Il n’est pas d’âge pour sans cesse picorer la vie.

A mesure que s’accumulent les ans des perceptions nouvelles apparaissent, comme une sorte d’éveil permanent. A moins d’un délabrement cérébral majeur, la vieillesse offre la chance de nouveautés insoupçonnées.

Je sais d’expérience combien un embarras physique peut apporter in fine.  Entre autres, une apparition de la capacité à se déprendre de l’accessoire, accompagnée d’un bienfaisant abandon de la précipitation. Dès lors, l’obsession de l’immédiat et du quantitatif révèle sa totale vanité, et cela apaise.

Jusqu’au moment ultime, la curiosité peut, me semble-t-il, continuer à s’exercer. Ne serait-ce qu’en s’interrogeant sur la manière dont cela pourrait se dérouler, en s’y préparant doucement. Fascination d’une expérience unique, à ne manquer sous aucun prétexte.

Montaigne est un précieux premier de cordée lorsqu’il nous dit la nécessité de l’espace d’une vie pour cheminer avec sérénité jusqu’au point final.

Sans curiosité, le gavage est assuré, avec pour ligne d’horizon l’électroencéphalogramme plat.  Victoire incontestable des miroirs aux alouettes que sont Internet, les médias, le Web, Google et autres prothèses aliénantes, quand elles entrainent une addiction. Puisque tout est disponible, il n’y a plus rien à inventer, plus rien à chercher, plus d’objet de surprise, plus rien qui vaille. Image de la Rome décadente, image du flétrissement. Waterloo morne plaine...

La Curiosité tient sans doute à une disposition d’esprit propre à l’ouverture à l’inhabituel, peut-être même à l’insolite. Or, quoi de plus insolite que le coutumier de la vie elle-même ?

De la graine à la plantule quel mystère, quel objet d’émerveillement, quelle envie de connaître !

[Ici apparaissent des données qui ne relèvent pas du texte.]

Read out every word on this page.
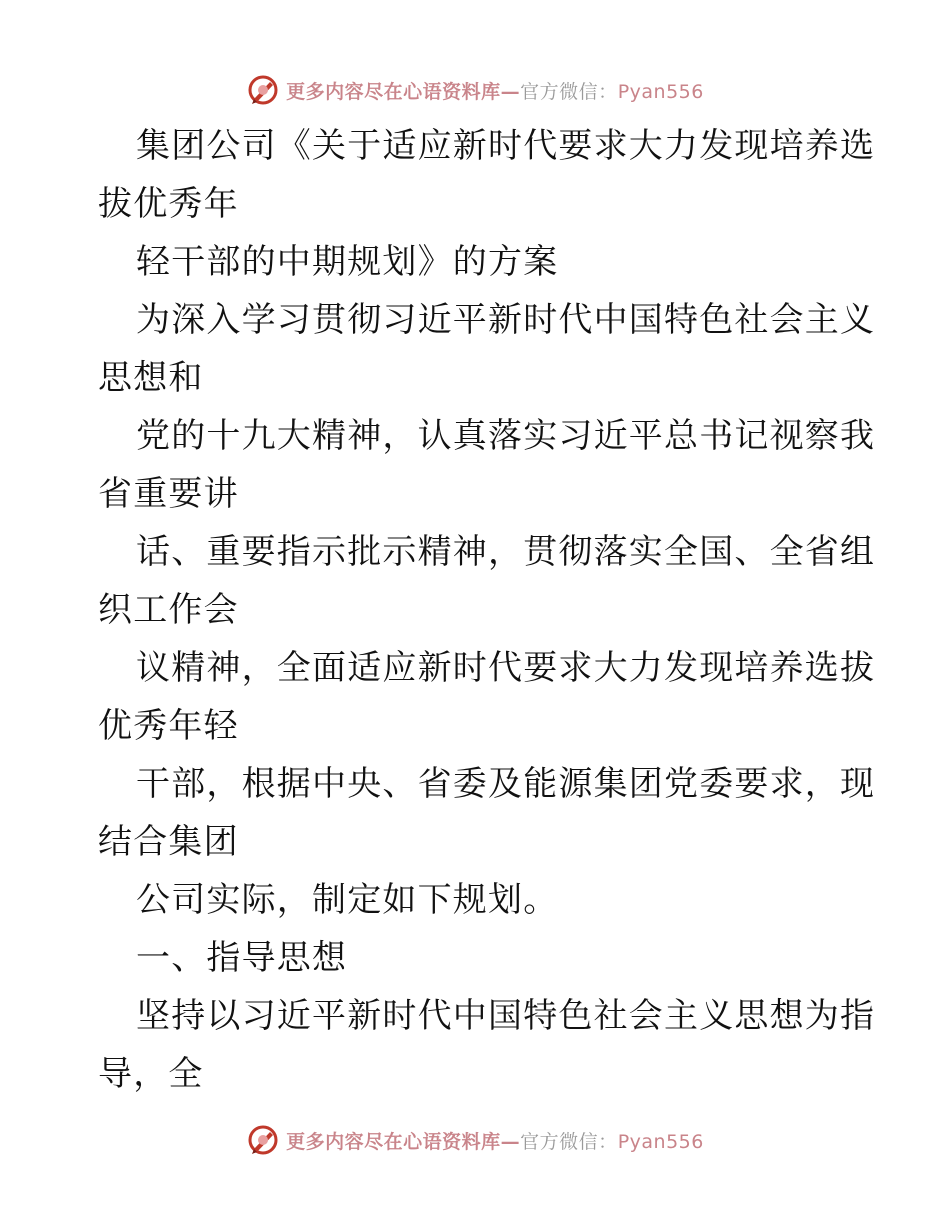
更多内容尽在心语资料库—官方微信：Pyan556
集团公司《关于适应新时代要求大力发现培养选
拔优秀年
轻干部的中期规划》的方案
为深入学习贯彻习近平新时代中国特色社会主义
思想和
党的十九大精神，认真落实习近平总书记视察我
省重要讲
话、重要指示批示精神，贯彻落实全国、全省组
织工作会
议精神，全面适应新时代要求大力发现培养选拔
优秀年轻
干部，根据中央、省委及能源集团党委要求，现
结合集团
公司实际，制定如下规划。
一、指导思想
坚持以习近平新时代中国特色社会主义思想为指
导，全
更多内容尽在心语资料库—官方微信：Pyan556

Le mimosa bourgeonne doucement, lentement, faiblement, et tout à coup il explose ses généreux grains de soleil. Comment cela est-il possible ? Comment cela se reproduit-il à l’infini ? Demain, les amandiers seront en fleurs, je le sais, mais je suis toujours aussi curieux du moment, toujours aussi ému.

Voyez ce boulanger itinérant qui cultive une grande partie de ses céréales et explique sur les marchés de Haute-Provence l’art de faire du bon pain. Ou bien, ce jardinier paysan qui commente son rapport à la nature et développe son engagement pour la sauvegarde des espèces et la biodiversité. Il nomme son lieu « le Potager d’un curieux », au cœur du Luberon.[2]

Cette très souhaitable ouverture d’esprit commande un affût quasi permanent, situation propre à l’ajout incessant du nouveau. Sans pour autant, bien entendu, baisser la garde et se laisser abuser ni par les trompeuses apparences marchandes mondialistes, ni par le formatage orwellien des réseaux de « communication ».

L’esprit critique, la faculté de discriminer et de comparer, une conscience de la distanciation, sont essentiels à une claire appréhension des choses.

La Curiosité ajoute l’enthousiasme créateur à l’information comme à l’expérimentation. Elle colore notre rapport à l’existant, elle nous renseigne sur nous-mêmes.

Les nombreux séjours que j’ai effectués dans des contrées lointaines, en Inde notamment, m’ont beaucoup apporté à ce sujet.  Ils m’ont fait vivre l’écart considérable entre le discours bienséant et le ressenti agissant.

Je peux voyager comme un touriste, c’est-à-dire avaler du kilomètre et du site « à voir », sans m’ajouter vraiment quoi que ce soit d’autre qu’un récit. Dans ce cas ma curiosité ne sera jamais que celle du collectionneur, maniaque insatiable toujours à la recherche de la pièce manquante et des analogies possibles, oubliant que cette pièce manquante c’est avant tout lui-même, qui passe à côté sans qu’il s’en doute.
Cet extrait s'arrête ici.